Deployment technologies. As advanced as Docker containers or as simple as executable jars.

Don't let changes build up, get things into production as quickly as possible. With all the other CD stuff, deploying is actually anti risky, since you have feature toggles or routes.

Service discovery: Consul, etcd, zookeeper. Why service discovery? Neal says it's for elastic scaling. I would have liked to have seen more on this.

Service visualization: Spigo, from Netflix.

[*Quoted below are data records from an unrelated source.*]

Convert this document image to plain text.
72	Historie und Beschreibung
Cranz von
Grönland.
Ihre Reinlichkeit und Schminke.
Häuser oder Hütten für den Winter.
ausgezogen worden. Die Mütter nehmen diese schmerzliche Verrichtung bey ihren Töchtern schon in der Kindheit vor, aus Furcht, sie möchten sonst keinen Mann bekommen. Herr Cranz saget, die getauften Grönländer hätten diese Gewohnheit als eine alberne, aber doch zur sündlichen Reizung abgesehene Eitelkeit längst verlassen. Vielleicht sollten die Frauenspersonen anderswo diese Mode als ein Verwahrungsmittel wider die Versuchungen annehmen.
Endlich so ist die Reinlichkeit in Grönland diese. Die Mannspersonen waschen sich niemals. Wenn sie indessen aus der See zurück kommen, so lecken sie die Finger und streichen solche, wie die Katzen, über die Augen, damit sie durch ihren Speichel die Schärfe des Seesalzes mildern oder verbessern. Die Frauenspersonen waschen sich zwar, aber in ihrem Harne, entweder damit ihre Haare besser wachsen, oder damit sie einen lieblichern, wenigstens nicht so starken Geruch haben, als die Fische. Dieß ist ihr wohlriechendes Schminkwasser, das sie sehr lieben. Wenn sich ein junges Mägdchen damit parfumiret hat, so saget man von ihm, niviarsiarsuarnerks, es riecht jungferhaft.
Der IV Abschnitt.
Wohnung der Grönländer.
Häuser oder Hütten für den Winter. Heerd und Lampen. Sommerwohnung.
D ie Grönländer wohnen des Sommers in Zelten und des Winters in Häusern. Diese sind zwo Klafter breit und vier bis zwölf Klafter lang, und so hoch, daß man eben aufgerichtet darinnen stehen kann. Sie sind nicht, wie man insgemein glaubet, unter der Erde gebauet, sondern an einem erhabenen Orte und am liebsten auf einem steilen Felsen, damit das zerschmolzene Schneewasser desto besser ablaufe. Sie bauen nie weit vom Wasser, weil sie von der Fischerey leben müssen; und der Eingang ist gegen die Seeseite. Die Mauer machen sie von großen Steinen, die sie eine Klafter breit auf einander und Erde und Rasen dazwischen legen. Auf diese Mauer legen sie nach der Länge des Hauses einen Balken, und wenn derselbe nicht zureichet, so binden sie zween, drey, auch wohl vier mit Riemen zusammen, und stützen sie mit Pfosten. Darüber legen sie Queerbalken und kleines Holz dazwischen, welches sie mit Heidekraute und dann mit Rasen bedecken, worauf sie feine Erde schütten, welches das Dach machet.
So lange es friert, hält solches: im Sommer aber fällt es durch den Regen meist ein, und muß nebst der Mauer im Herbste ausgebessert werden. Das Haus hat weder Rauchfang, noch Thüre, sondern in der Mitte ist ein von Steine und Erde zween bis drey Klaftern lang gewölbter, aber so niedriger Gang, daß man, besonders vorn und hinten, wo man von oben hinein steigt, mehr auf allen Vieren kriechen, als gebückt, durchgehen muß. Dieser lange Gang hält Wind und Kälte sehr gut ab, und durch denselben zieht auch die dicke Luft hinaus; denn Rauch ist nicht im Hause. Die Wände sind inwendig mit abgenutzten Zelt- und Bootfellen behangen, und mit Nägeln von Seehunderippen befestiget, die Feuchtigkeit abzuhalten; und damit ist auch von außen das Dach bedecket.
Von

Tools: Plug for http://devopsbookmarks.com/

Neal asserts you must be doing all the things in Humble and Farley before you even attempt microservices. He enumerated what can happen if you attempt it before mastery of Humble and Farley. "If you get sloppy, it gets bad fast". (A rescue consultant's dream) See Simon Brown's Modular Monoliths and Adam Bien's Java EE Microservice for some things you might want to look at before taking the jump to Microservices. In both cases, the question, "if you can't build a monolith correctly, what makes you think that Microservices are the answer?" is implicitly asked.

Is there a middle ground between SOA and Microservices? Yes: service based architectures. You have much fatter services. The "every service has its own persistence" rule is relaxed. Integration hub: the mere introduction of an ESB to a system.

More migration paths. Partitioning along natural boundaries. Use tools like xray or jdepend to anaylze your monolith to see how to start decomposing. Look at the transactional boundaries to see the bounded contexts. If your system relies heavily on transactions, it may not be a good candidate for Microservices. Maybe consider service-based. Start with a small number of larger services first. Get the low hanging fruit.

Trotted out the realestate.com.au example from Newman. A great example but I won't cover it here.

Efferent coupling: first time I've heard this term since college. I must be two deep inside OS, language and runtime vendors. Having low efferent coupling means having a minimal number of dependencies.

Neal's new book: Evolutionary Architecture.